# Markov Chain basics

Let's demonstrate a simple [Markov Chain](https://en.wikipedia.org/wiki/Markov_chain).
> A Markov chain or Markov process is a stochastic model describing a sequence of possible events in which the probability of each event depends only on the state attained in the previous event

## US Cities
To demonstrate this, we'll see if we can make something that generates city names.

For this section, we'll get to where we have input data being read successfully.  I downloaded a CSV of city names from https://simplemaps.com/data/us-cities

I've included the first few records of that dataset here, but feel free to replace it with the full data.

In [110]:
import csv
from dataclasses import dataclass
import random
from typing import Iterable, List


In [12]:
def get_cities(input_file: str = 'data/uscities-sample.csv') -> List[str]:
    city_names = []
    with open(input_file, mode='r') as f:
        csv_file = csv.reader(f)
        first = True
        for line in csv_file:
            if first:
                first = False
                continue
            city_names.append(line[0])
    return city_names        

In [13]:
get_cities()

['New York',
 'Los Angeles',
 'Chicago',
 'Miami',
 'Houston',
 'Dallas',
 'Philadelphia',
 'Atlanta',
 'Washington',
 'Boston',
 'Phoenix',
 'Detroit']

Now that we have some input data to work with we're ready to try making a Markov Chain.

## Markov Chain
The idea we're going with is that given some previous letters, generate the next letter.  Or, alternatively, we could stop and say we're done.  Let's add two special characters to our system to signify the end.  We'll use '.' to indicate that the last letter has been generated.  We want to have a method to accept some training data, and a method to generate something.

In [15]:
class MarkovGenerator:
    def __init__(self):
        self._end_char = '.' # Used internally to indicate this is the end of the string.
    
    def train(self, sample: str):
        """Accept one sample of training data."""
        pass

    def generate(self) -> str:
        """Generate one example."""
        pass

What we're going to do is track the probability of the next character based on what we've seen in the training data.  Imagine our full corpus of training data was the word "Catalina".  Let's make the probability of the next letter entirely based on looking just at the previous character.  We'd end up with a table that looks like this:

|Letter | Next letter possibilities |
|-------|---------------------------|
|C | a |
|a | t, l, . |
|t | a |
|l | i |
|n | a |

In our very small training data, if we have a capital C, the only possible next letter is 'a'.  If we have an 'a', then the next letter could be either 't' or 'l', or it could be the end of the sequence.
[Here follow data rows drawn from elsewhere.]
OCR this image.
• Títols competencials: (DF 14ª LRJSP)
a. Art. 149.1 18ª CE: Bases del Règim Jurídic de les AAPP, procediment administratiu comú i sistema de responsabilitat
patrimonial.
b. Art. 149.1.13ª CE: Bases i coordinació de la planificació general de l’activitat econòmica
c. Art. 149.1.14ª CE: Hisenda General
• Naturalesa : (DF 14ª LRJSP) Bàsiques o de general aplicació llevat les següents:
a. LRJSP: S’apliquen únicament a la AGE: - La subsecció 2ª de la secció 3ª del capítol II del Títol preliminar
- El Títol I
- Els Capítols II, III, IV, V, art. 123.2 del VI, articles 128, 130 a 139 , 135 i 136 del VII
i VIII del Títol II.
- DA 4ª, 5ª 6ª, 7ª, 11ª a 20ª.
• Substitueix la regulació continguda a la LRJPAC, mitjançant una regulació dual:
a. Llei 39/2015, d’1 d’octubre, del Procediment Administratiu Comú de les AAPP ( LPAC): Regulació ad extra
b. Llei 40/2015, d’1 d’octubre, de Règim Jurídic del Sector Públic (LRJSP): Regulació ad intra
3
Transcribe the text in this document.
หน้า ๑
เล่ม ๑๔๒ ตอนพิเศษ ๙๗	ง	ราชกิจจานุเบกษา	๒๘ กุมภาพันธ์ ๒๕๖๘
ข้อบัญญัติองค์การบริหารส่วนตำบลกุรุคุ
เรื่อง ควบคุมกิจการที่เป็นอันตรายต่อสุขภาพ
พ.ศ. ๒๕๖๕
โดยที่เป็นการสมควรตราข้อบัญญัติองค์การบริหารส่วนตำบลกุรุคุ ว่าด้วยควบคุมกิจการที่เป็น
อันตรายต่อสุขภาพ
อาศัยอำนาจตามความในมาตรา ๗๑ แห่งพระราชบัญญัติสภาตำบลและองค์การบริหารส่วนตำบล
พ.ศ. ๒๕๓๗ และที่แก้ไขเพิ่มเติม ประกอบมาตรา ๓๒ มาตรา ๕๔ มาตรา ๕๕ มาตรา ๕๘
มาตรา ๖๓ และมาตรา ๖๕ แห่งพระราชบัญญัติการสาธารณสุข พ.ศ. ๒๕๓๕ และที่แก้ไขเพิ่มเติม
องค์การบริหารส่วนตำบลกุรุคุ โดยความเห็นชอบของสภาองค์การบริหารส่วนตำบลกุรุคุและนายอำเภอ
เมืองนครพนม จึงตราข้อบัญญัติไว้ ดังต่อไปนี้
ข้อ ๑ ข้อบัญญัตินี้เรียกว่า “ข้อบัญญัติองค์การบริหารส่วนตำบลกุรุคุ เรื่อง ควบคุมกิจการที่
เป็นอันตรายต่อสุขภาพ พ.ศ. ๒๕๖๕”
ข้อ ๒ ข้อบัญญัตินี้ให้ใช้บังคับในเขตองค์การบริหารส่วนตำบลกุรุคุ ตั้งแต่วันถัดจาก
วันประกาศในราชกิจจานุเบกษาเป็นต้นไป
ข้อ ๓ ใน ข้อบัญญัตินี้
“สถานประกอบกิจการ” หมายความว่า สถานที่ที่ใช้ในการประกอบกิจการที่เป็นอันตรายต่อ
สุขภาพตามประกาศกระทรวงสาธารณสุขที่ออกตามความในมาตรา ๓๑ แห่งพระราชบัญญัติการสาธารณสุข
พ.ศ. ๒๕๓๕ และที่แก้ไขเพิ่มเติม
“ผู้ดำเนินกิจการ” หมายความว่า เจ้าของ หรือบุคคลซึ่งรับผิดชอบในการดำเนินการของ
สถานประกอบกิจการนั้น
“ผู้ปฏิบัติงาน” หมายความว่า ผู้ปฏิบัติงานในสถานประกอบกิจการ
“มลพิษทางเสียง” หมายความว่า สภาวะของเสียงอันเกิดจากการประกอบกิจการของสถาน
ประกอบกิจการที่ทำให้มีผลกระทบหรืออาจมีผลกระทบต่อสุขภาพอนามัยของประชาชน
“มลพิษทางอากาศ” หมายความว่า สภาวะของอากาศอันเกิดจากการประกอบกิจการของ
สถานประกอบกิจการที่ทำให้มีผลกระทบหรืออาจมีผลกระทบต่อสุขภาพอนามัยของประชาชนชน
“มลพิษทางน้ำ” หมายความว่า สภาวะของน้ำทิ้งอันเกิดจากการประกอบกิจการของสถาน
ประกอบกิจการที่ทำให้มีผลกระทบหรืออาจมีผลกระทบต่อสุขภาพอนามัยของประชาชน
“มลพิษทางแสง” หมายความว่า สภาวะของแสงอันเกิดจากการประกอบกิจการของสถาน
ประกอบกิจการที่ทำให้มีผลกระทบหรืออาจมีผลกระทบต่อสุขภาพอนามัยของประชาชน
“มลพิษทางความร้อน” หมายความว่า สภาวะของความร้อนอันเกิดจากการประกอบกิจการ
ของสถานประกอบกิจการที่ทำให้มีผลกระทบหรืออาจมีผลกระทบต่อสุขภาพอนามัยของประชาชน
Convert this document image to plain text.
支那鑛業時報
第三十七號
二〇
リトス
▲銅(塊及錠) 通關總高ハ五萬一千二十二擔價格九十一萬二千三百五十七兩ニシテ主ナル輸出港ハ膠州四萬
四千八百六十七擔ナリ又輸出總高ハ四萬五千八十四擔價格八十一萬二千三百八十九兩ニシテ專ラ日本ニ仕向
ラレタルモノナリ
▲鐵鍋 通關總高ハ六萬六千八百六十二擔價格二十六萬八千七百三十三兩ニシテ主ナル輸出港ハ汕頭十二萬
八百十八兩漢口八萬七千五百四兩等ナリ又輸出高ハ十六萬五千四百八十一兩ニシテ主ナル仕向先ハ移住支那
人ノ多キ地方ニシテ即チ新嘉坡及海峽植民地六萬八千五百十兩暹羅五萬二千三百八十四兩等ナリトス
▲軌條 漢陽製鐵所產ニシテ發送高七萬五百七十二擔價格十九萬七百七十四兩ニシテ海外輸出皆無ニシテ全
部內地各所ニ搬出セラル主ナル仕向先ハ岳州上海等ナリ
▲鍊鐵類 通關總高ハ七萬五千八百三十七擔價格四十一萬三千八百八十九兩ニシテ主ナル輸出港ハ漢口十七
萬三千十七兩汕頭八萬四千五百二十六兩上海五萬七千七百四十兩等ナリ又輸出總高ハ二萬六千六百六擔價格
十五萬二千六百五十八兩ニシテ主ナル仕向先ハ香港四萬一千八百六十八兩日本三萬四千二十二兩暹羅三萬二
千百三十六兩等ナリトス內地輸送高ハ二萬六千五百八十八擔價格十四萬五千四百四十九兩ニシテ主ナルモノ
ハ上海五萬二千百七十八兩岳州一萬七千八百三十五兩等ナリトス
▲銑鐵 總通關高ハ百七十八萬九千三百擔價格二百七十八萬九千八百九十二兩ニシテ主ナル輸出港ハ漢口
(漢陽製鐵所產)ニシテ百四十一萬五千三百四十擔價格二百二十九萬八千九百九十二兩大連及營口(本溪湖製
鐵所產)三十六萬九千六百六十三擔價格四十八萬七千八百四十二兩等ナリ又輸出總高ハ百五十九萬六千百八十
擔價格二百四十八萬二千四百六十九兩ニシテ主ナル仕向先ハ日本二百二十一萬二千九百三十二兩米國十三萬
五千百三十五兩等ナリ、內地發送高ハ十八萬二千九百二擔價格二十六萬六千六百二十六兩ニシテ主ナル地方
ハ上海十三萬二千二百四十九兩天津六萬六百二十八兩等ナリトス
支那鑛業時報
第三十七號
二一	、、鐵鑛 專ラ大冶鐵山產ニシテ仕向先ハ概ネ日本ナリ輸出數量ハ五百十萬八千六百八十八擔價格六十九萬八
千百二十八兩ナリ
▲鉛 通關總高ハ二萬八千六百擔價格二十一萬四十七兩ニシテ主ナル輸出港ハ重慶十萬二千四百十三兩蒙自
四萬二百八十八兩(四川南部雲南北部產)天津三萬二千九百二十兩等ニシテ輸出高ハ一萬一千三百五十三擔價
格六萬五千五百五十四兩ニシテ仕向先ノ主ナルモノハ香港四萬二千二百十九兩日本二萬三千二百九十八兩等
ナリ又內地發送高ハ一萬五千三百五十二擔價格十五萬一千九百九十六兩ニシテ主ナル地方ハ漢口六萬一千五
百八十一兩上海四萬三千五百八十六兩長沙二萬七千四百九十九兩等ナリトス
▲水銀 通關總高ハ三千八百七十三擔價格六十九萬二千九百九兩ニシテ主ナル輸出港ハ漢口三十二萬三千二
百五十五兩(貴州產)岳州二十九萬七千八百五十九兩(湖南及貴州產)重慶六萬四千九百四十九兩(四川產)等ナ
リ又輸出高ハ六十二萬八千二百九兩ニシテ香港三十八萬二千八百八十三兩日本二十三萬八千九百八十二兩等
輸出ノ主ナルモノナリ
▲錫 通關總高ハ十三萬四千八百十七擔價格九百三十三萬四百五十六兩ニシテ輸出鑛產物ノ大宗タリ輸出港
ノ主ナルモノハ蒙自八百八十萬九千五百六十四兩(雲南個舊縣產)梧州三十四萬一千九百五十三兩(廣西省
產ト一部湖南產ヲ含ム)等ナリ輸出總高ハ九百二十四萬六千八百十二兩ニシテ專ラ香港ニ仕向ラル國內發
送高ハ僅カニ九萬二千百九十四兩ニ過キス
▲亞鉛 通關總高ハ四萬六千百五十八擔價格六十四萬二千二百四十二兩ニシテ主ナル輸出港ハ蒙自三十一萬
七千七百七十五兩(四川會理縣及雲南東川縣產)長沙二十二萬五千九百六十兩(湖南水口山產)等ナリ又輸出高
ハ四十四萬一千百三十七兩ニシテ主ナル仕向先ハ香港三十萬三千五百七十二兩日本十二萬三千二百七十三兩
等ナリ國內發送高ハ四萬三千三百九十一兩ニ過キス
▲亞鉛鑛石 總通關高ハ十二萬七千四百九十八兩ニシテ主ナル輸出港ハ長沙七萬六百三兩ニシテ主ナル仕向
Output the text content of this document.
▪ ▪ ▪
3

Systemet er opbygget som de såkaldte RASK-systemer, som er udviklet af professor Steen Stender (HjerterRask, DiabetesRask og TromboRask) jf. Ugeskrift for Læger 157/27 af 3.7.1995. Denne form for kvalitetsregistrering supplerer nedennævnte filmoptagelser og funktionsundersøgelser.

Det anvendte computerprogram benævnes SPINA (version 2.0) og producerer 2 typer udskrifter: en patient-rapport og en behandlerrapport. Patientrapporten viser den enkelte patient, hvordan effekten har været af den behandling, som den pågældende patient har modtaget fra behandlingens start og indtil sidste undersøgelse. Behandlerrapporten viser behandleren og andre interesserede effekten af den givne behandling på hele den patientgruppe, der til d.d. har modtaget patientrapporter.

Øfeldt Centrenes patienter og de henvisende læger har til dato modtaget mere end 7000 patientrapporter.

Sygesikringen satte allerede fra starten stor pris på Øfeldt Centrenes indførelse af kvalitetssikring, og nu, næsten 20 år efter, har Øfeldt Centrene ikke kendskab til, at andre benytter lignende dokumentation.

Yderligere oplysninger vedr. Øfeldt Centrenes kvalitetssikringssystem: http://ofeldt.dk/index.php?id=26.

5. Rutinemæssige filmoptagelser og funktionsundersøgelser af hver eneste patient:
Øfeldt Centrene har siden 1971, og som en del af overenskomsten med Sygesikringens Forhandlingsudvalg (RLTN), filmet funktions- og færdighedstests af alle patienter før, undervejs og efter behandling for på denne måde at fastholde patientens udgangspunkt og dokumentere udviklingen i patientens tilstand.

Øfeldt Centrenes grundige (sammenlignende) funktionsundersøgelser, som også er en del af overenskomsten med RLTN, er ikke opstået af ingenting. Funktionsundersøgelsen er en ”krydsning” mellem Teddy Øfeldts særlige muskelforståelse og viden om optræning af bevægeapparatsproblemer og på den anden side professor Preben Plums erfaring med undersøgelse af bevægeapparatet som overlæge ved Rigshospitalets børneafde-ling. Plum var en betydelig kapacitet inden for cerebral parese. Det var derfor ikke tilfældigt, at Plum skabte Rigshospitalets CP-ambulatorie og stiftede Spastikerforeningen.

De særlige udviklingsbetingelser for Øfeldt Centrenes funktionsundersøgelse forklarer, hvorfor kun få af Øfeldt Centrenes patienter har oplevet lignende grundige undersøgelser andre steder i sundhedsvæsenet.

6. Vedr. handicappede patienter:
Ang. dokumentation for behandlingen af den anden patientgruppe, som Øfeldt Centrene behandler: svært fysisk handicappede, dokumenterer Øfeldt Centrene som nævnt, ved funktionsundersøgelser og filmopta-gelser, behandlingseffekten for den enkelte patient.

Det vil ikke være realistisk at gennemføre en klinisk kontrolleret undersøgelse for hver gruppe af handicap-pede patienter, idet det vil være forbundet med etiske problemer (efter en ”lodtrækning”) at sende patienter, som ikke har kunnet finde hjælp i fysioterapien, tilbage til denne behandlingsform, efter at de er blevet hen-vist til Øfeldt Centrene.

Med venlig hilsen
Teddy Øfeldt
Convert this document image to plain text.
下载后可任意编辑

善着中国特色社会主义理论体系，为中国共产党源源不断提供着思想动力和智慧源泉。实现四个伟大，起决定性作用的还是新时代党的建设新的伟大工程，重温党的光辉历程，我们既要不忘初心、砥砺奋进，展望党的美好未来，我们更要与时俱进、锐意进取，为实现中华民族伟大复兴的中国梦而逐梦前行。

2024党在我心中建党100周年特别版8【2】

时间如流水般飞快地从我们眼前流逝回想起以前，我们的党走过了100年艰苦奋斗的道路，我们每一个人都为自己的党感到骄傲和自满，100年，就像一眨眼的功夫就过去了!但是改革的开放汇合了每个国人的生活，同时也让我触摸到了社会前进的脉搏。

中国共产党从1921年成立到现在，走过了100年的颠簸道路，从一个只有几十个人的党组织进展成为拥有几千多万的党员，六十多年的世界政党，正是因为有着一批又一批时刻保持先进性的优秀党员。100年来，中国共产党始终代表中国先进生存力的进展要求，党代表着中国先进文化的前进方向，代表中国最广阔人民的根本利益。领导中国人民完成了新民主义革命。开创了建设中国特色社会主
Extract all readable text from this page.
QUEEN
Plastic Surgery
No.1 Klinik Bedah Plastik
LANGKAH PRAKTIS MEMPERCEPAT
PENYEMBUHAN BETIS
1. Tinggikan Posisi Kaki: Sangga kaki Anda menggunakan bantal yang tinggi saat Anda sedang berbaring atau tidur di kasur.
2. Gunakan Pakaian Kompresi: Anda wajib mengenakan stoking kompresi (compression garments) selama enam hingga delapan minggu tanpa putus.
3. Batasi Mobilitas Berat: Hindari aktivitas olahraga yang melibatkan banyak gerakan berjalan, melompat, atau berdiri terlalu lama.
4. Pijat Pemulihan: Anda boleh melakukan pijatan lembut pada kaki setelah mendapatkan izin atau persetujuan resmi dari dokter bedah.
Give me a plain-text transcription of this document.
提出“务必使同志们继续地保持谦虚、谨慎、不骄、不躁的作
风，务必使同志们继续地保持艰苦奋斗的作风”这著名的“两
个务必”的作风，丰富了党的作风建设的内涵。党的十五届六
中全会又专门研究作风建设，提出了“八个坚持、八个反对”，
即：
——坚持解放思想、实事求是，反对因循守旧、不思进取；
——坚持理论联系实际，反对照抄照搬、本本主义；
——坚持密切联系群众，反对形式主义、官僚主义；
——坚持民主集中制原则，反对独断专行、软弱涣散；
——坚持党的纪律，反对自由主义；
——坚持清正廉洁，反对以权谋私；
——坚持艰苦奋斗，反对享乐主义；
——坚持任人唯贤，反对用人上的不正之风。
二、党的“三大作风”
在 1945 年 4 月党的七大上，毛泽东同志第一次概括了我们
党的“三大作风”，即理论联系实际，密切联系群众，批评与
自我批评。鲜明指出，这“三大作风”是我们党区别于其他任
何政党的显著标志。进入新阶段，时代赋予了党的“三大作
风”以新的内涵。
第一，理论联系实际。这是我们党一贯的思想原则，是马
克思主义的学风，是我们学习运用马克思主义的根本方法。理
You can imagine making a similar table that looks back more letters, like 2 or 3.  We're going to extend our class to do these things now.

One trick we're going to use is trim a string down to the last N characters, like this:

In [25]:
'hello'[-2:] # Take the last 2 characters

'lo'

We're going to need to keep track of the information on the right side of that table.  We need to collect statistics about each letter and how often it occurs.

In [47]:
class MarkovCell:
    """Keeps track of statistics for a set of prior letters.
    
    One instance of this corresponds to the **rows** in the "Catalina" example table above.
    """
    def __init__(self, prior_letters: str):
        self.prior_letters = prior_letters
        self.total_count = 0 # How many training examples we have seen.
        self.next_letters = {} # Key: the letter. Value: how many times we have seen that letter.
    
    def add_letter(self, letter: str):
        self.total_count += 1
        count = self.next_letters.get(letter, 0) # Will return 0 if we have never seen this one before.
        count += 1
        self.next_letters[letter] = count
    
    def __repr__(self):
        entries = []
        for key, value in self.next_letters.items():
            entries.append(f'{key}:{value}')
        all_entries = ', '.join(entries)
        return f'MarkovCell({all_entries})'

In [48]:
   
class MarkovGenerator:
    def __init__(self, lookback_size=2):
        self._end_char = '.' # Used internally to indicate this is the end of the string.
        self._lookback_size = lookback_size
        self._stats = {} # This will be keyed by the previous characters. Value will be a MarkovCell instance.
    
    def train(self, sample: str):
        """Accept one sample of training data."""
        prev_chars = ''
        # Add special character to indicate end of sample.
        sample += self._end_char
        for current_char in sample:
            print(f'char={current_char}')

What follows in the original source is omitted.